Cet itinéraire, sans jamais être difficile, permet de remonter au fil de l’eau ce joli torrent qui a creusé son lit au fil de quelques cascades. La première partie est très facile, accessible aux plus petits comme aux plus anciens. Après la première passerelle, il est préférable d’avoir des chaussures adaptées, jusqu’aux vestiges du moulin. Après un court effort pour surmonter le seul tronçon raide du parcours, le promontoire du Bec de l’Aigle récompensera le randonneur par le panorama qu’il lui réserve. Le retour par la route est assez décevant…

Les gorges du Bruyant se situent entre le village d’Engins et le plateau de Lans-en-Vercors. Ce havre de paix classé en raison de son intérêt écologique, faunistique et floristique y confère un espace de détente, de découverte, de fraîcheur et et de convivialité. Aussi il n’est pas rare, les dimanche d’été d’y croiser beaucoup de monde, des familles et beaucoup d’enfants.

Site classé depuis 1977, les gorges du Bruyant méritent un respect vis-à-vis de ses caractéristiques naturelles mais également  des richesses patrimoniales qu’elles recèlent.
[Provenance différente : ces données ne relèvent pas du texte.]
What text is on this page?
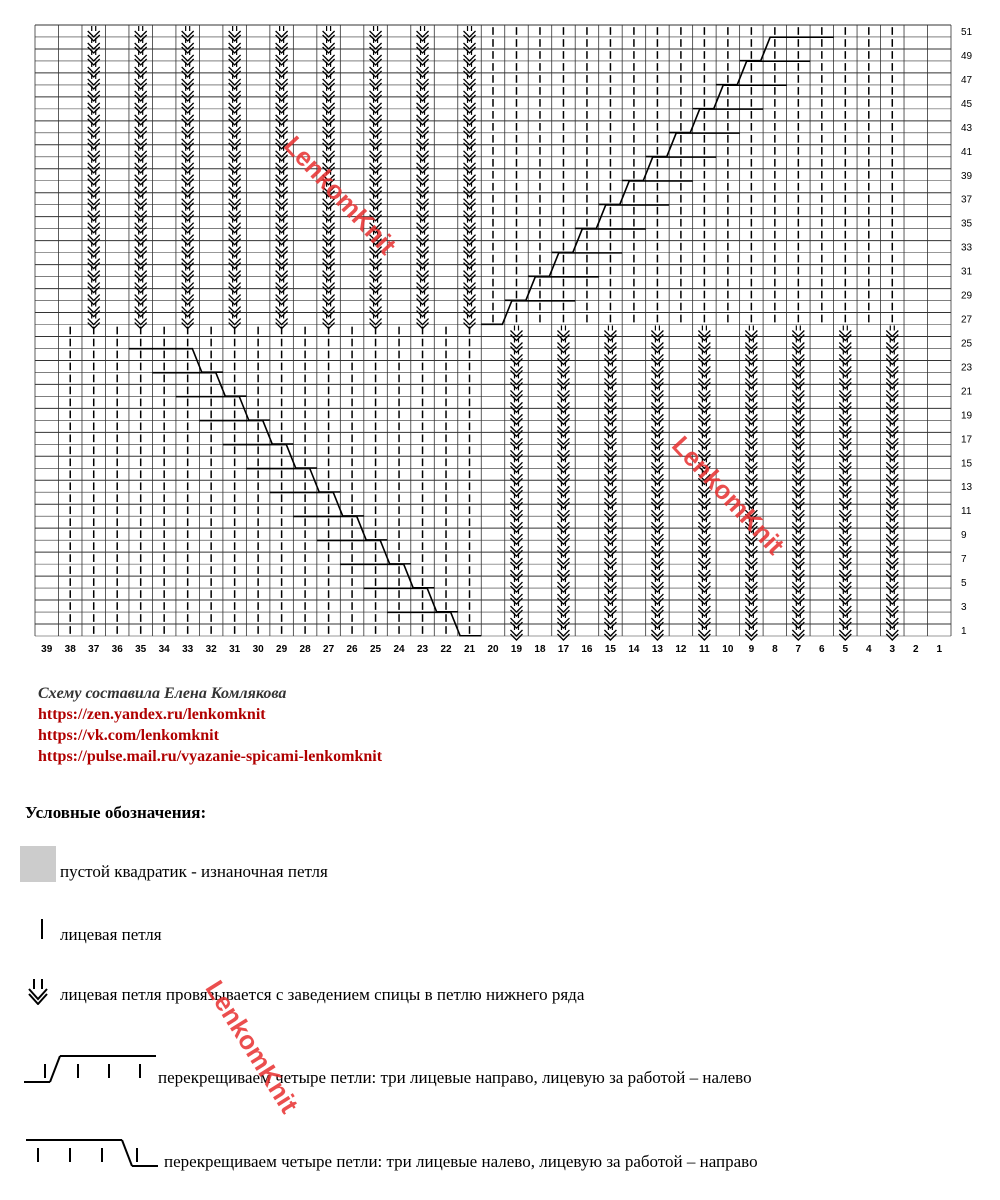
39 38 37 36 35 34 33 32 31 30 29 28 27 26 25 24 23 22 21 20 19 18 17 16 15 14 13 12 11 10 9 8 7 6 5 4 3 2 1
51
49
47
45
43
41
39
37
35
33
31
29
27
25
23
21
19
17
15
13
11
9
7
5
3
1
Схему составила Елена Комлякова
https://zen.yandex.ru/lenkomknit
https://vk.com/lenkomknit
https://pulse.mail.ru/vyazanie-spicami-lenkomknit
Условные обозначения:
пустой квадратик - изнаночная петля
лицевая петля
лицевая петля провязывается с заведением спицы в петлю нижнего ряда
перекрещиваем четыре петли: три лицевые направо, лицевую за работой – налево
перекрещиваем четыре петли: три лицевые налево, лицевую за работой – направо
LenkomKnit
LenkomKnit
LenkomKnit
Il n’est pas rare d’y croiser quelques chamois.

Certains passages de cet itinéraire de montagne sont escarpés et/ou exposés, il est déconseillé aux enfants non accompagnés et aux personnes sujettes au vertige. Pour votre sécurité, nous vous invitons à respecter les règles suivantes : être bien chaussé, ne pas s’engager par mauvais temps, ne pas s’écarter de l’itinéraire ni des sentiers.

Carte IGN TOP 25 3235 Autrans – Gorges de la Bourne – PNR du Vercors

Carte Gorges du Bruyant

Départ de Grenoble : Grenoble, Sassenage direction Villard de Lans, Le départ se situe 3km environ après le croisement de la route d’Engins. Se garer sur le (parfois trop petit) parking entre la route et le Furon.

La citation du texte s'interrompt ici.